3. (Vieilli) ou (Péjoratif) Mère célibataire. Mère de famille qui n'a pas eu et n'a pas de mari.
Mais, dans la pratique, celles qu'on appelle des filles-mères sont chichement aidées, tenues en état de mépris et, le plus souvent, jetées à la rue, précipitées aux abîmes.
(Ludovic Naudeau, La France se regarde : Le problème de la natalité, Librairie Hachette, Paris, 1931)
Car ce qu'il faut aujourd'hui à la France affaiblie, c'est du sang nouveau, c'est de la force, c'est de la vie, et la vie peut naître, m'assure-t-on, tout aussi bien de l'amant fort et valide que du mari trop usé avant la noce par celle qu'il a faite. Puissent les amants légitimes et toutes les filles-mères sauver ni plus, ni moins la Patrie, que nos respectables époux modernes conduisent eux-mêmes si rapidement au suicide.

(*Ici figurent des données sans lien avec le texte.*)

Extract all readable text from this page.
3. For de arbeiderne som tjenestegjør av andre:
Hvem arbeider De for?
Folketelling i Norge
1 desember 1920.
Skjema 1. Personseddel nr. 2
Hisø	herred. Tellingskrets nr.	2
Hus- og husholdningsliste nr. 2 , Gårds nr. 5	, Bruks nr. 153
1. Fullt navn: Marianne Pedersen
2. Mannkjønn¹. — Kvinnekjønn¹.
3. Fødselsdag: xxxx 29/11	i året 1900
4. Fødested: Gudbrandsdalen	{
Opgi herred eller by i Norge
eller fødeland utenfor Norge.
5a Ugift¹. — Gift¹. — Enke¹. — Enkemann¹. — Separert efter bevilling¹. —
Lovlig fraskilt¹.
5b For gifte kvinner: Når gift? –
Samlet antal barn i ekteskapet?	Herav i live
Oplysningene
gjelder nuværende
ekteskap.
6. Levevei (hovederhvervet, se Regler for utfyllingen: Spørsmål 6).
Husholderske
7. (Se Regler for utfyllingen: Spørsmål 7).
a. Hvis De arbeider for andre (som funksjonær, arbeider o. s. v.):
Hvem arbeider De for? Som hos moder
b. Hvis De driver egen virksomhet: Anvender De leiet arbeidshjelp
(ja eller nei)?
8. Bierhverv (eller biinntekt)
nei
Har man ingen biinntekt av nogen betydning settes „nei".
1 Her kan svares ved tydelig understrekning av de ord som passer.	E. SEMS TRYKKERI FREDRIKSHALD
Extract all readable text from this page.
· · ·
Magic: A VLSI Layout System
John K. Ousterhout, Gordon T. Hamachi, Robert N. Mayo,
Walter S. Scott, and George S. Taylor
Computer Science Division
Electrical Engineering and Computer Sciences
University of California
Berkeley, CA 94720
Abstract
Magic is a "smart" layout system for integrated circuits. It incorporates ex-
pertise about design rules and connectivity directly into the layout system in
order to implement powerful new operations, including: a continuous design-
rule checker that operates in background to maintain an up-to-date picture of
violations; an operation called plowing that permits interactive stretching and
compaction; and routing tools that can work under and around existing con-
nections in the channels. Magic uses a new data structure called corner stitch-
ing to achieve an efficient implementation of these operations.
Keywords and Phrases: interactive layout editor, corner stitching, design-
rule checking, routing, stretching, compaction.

(Jane de Magny et Georges Anquetil, L'Amant légitime ou la Bourgeoise libertine, 1923)
Beaucoup de femmes, dans le but d'échapper aux conséquences de la maternité, se font avorter ; [?]. S'il y a crime en ceci, c'est aux pseudo-moralistes qui trouvent bon de persécuter les filles-mères et de leur fermer toutes les portes que doit revenir la principale responsabilité.
(Jean Marestan, L'Éducation Sexuelle, Éditions de la « Guerre Sociale », 1910)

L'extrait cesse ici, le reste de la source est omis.